Another heavy thud, that one overhead, sent a startling jolt through my body, and with an upward glance toward the temple’s high, arched ceiling, I darted through the darkness, up the staircase to the corridor, where I slowed my steps on spotting Father and Aleysia outside Zevander’s door.

“Oh, there she is,” Aleysia said, the relief in her voice accompanied by a sharp exhale. “Thank goodness. I thought he’d thrown you across the room in there.”

I shook my head, closing the distance between us. “I’m fine. It’s all right. Go back to sleep.”

“What is he doing in there?” Father whispered.

“He…sometimes has fits in his sleep.”

“A sleepwalker?”

“Yes,” I lied, knowing it was far more complicated than mere sleepwalking.

Father sighed. “I’ve suffered myself a time or two.” He must’ve bathed at some point during the evening, leaving his skin far less grimy than earlier, and he’d found a clean tunic and trousers.

Feigning a smile, I placed my hand on his arm. “I hope we’ll have the opportunity to catch up, Father. But please, both of you, go back to bed. I’ll check on him.”

As they retreated, the tight hold of my worries unraveled.

Zevander’s shouts bled through the door, and with a held breath, I carefully pushed it open.

Furniture lay tipped on its side, and bits of broken glass crunched beneath my boots when I stepped inside the room.

“You will not tell her anything, or by gods, I will rip out your tongue with my bare hands!” Zevander threw open the door of the closet across the room, a dagger clutched in his hand. “Show yourself.”

“Zevander?” I called out softly so as not to startle him, but he didn’t respond.
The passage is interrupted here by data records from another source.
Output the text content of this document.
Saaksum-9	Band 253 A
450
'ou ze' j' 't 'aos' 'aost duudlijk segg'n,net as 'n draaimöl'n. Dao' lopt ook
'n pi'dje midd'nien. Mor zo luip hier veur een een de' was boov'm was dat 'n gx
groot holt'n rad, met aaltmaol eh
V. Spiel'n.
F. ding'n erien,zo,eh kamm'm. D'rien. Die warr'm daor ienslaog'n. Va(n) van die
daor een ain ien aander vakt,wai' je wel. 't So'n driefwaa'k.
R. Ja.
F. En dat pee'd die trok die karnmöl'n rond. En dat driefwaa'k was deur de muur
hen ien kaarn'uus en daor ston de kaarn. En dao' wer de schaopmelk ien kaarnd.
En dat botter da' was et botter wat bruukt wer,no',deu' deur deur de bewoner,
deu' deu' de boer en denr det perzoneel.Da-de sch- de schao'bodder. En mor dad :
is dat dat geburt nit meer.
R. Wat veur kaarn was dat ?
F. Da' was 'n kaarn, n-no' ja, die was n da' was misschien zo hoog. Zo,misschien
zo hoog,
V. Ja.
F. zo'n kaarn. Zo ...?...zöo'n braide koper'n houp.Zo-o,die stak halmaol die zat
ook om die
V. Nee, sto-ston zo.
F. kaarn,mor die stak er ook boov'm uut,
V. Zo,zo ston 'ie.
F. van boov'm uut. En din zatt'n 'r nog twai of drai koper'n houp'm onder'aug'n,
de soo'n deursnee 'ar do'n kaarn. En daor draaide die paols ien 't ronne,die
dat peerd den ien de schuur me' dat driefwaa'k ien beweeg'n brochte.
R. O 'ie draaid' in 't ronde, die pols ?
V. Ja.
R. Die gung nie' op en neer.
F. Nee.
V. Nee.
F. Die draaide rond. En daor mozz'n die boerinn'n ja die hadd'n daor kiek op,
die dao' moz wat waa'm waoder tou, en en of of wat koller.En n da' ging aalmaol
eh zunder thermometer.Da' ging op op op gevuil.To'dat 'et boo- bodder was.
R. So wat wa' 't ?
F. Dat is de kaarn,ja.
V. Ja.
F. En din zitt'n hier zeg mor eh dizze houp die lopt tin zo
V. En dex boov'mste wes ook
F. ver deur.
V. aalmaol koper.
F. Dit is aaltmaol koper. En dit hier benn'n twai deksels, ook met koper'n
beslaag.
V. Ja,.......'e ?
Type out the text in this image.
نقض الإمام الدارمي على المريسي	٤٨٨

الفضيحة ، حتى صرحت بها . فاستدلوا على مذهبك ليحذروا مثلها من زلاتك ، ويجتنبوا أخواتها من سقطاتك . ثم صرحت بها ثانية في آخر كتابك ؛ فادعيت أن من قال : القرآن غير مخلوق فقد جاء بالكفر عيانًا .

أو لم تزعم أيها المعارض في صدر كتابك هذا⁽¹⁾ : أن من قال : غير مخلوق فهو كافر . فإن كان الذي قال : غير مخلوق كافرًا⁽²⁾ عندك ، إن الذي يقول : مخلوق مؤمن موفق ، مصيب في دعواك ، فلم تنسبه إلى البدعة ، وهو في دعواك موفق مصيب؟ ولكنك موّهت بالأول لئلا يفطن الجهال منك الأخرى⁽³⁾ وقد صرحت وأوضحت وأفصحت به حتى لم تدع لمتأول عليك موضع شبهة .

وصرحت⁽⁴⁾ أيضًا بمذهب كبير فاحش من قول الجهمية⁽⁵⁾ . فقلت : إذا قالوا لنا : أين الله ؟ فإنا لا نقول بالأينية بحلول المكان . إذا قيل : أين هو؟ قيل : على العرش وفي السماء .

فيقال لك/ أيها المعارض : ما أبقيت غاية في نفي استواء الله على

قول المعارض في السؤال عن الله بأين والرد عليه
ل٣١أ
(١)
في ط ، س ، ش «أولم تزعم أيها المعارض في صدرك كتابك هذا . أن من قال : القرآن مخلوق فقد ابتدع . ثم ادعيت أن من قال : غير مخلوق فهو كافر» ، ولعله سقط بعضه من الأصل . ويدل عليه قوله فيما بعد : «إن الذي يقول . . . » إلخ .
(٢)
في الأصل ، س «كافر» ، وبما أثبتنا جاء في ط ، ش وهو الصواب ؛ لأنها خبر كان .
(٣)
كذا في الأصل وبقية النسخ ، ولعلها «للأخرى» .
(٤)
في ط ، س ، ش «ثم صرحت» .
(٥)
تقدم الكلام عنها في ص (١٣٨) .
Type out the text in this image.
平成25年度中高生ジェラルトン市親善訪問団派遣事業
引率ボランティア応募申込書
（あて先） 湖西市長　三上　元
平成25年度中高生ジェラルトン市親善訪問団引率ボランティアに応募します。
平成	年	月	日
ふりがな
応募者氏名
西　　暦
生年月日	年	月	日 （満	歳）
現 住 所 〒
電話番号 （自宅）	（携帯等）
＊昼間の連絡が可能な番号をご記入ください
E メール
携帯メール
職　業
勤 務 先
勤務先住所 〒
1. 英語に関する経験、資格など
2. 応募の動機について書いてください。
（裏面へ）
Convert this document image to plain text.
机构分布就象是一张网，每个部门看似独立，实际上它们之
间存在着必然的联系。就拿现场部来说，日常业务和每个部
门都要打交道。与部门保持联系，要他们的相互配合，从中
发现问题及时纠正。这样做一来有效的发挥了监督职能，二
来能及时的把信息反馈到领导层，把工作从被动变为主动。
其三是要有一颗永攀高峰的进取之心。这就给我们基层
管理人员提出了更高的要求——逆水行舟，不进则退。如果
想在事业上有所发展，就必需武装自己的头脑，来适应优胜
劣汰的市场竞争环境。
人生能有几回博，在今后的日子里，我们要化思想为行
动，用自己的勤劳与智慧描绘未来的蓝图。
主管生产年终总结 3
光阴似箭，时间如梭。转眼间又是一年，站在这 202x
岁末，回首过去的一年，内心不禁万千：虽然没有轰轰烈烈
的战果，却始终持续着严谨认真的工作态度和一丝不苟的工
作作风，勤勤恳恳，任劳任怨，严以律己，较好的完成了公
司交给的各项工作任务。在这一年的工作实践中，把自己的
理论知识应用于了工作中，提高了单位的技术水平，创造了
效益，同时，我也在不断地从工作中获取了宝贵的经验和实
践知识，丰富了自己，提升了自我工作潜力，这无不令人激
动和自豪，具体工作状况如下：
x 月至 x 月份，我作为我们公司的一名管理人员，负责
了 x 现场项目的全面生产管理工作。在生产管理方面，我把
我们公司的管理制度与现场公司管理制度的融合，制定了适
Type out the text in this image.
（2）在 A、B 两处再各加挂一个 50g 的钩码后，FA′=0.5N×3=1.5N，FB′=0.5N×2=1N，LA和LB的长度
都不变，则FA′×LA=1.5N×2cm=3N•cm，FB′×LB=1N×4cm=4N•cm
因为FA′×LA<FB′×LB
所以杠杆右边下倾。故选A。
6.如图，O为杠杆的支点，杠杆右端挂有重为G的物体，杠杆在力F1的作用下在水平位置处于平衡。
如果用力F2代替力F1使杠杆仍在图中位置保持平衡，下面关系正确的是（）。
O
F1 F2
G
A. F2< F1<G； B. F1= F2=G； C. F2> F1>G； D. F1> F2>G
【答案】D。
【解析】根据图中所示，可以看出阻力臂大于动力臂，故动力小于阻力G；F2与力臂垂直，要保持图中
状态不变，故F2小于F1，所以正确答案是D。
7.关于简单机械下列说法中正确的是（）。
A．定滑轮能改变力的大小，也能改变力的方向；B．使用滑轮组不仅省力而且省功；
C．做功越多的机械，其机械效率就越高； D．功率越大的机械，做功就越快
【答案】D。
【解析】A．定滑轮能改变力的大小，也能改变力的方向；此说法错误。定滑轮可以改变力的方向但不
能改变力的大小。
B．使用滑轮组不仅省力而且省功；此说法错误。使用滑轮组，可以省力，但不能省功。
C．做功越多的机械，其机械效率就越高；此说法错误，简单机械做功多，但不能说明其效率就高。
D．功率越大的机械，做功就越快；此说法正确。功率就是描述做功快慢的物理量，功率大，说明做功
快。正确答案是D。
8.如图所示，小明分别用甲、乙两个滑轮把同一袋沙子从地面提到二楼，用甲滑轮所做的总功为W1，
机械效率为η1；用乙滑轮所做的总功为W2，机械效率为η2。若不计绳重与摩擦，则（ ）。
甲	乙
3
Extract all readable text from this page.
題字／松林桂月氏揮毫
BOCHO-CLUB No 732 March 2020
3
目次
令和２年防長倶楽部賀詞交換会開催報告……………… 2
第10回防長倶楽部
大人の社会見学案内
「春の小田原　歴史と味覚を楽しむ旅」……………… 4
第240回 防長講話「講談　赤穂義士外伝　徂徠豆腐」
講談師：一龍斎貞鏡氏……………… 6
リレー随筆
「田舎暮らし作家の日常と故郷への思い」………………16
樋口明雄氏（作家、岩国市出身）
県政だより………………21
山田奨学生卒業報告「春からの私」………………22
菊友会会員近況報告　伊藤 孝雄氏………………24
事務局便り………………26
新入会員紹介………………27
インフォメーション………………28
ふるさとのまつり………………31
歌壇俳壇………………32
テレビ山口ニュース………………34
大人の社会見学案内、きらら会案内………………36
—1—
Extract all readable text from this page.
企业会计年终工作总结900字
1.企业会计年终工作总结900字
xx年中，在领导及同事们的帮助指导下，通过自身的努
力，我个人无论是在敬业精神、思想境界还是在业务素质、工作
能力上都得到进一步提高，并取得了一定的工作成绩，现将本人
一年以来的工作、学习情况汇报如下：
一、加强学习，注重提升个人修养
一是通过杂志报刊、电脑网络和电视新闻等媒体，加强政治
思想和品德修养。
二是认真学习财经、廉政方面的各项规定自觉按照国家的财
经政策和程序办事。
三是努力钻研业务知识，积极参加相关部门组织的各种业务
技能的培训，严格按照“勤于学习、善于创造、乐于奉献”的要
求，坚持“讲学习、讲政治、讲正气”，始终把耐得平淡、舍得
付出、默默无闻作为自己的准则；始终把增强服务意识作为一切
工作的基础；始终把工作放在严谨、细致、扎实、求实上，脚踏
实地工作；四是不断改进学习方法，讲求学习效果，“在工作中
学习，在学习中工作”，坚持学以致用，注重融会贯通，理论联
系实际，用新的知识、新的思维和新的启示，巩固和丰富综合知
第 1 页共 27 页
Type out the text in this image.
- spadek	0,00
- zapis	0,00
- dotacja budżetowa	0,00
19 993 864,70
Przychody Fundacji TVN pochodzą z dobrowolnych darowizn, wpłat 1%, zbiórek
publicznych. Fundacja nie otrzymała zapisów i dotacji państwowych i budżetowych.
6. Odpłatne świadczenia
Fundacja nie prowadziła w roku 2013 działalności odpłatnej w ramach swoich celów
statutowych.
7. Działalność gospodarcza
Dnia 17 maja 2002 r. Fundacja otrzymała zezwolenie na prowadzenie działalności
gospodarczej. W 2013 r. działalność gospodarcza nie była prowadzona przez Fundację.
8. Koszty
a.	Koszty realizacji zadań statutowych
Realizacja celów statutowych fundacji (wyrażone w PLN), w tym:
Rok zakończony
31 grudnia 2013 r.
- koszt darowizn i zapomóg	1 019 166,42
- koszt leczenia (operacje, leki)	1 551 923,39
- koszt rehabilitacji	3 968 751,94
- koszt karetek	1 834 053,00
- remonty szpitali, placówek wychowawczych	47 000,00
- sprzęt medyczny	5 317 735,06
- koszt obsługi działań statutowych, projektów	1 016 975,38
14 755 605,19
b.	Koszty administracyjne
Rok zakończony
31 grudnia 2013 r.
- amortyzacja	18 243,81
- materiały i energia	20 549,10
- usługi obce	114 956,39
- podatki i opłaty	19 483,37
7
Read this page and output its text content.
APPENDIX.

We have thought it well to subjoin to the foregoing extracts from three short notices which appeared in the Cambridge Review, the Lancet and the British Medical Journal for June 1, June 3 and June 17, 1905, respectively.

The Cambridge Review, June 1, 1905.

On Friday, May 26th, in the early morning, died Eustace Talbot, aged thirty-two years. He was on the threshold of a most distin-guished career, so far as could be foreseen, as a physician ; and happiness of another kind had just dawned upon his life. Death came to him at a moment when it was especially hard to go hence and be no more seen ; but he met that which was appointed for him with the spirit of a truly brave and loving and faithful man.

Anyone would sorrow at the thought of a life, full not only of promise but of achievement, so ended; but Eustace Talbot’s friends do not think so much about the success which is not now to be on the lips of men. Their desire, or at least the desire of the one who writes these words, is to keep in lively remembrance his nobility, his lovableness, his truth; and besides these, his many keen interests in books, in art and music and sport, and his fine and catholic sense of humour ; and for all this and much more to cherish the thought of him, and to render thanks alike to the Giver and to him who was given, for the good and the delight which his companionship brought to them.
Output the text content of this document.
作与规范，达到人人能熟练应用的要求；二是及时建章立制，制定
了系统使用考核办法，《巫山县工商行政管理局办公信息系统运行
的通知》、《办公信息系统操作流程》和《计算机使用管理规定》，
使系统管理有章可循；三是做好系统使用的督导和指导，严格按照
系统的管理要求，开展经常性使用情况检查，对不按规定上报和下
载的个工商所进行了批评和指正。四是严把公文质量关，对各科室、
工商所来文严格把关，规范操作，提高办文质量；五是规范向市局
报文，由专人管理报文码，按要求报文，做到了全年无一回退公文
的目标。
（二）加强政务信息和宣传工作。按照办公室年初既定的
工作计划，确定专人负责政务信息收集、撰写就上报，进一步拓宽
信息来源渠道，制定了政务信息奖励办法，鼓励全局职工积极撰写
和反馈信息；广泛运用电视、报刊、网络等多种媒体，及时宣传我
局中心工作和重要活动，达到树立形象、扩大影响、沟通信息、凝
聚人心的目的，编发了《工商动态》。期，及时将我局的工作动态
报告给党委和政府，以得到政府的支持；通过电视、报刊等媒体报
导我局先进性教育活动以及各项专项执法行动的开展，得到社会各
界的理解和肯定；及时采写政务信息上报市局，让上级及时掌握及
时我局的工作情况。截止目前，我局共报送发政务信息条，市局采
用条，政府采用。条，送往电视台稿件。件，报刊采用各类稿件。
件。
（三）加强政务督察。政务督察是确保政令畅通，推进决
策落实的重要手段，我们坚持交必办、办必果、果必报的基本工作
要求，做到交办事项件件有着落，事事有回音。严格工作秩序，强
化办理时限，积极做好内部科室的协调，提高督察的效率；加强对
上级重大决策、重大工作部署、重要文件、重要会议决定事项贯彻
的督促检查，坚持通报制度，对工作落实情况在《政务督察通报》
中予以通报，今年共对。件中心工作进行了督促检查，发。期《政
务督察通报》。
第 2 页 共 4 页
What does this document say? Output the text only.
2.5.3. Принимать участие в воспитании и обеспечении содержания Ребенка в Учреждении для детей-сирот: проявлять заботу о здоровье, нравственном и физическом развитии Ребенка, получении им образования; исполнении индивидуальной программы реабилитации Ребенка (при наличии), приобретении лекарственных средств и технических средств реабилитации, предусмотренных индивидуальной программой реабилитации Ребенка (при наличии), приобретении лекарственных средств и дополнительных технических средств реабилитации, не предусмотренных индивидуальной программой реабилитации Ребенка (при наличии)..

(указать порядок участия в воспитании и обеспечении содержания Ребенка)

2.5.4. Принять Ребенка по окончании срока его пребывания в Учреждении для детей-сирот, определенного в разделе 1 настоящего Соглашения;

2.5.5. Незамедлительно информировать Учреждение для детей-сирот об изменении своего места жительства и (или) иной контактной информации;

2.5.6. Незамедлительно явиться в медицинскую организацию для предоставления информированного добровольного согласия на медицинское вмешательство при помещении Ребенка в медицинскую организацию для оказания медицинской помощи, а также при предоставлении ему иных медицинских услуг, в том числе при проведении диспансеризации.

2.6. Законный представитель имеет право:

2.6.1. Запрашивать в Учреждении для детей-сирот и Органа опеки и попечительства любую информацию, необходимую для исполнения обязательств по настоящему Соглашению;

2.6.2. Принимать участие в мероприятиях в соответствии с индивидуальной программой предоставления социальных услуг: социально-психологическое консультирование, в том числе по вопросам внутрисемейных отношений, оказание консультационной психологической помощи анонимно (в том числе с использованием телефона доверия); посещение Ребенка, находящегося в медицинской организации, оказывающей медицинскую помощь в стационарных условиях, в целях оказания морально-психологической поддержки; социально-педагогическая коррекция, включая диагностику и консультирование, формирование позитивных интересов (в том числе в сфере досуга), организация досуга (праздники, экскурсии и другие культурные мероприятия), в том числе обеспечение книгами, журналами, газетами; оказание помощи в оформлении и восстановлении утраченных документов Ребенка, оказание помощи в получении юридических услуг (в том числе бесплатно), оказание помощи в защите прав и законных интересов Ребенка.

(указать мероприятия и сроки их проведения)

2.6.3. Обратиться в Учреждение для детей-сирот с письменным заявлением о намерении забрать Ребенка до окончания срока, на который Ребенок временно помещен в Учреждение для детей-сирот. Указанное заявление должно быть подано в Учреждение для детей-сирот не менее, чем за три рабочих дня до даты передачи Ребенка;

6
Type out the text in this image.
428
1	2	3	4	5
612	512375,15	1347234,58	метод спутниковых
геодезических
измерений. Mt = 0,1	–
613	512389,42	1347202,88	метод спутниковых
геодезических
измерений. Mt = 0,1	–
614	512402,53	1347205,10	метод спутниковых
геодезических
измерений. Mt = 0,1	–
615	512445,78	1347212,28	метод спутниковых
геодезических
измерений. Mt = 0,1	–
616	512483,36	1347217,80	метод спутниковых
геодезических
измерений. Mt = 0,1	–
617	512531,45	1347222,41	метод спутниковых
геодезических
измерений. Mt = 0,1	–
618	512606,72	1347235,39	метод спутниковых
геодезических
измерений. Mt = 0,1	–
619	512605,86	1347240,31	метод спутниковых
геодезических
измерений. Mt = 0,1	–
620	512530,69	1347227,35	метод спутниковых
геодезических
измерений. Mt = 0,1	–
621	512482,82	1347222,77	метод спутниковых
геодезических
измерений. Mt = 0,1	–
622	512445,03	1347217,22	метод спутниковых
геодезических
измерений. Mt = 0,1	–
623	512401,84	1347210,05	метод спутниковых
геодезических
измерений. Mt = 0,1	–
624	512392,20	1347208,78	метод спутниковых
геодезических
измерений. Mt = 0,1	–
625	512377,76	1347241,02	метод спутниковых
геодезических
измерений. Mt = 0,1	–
Didn’t turn to acknowledge me, as he tore across the room for the bed.

He raised the thick, wooden furniture as if it were weightless, revealing nothing beneath, and let it fall with a weighty thud that echoed through the room. Outside the window, a massive eye peered in—Raivox watching him. Or stalking him, as it seemed, the way his eye narrowed, following Zevander’s every move.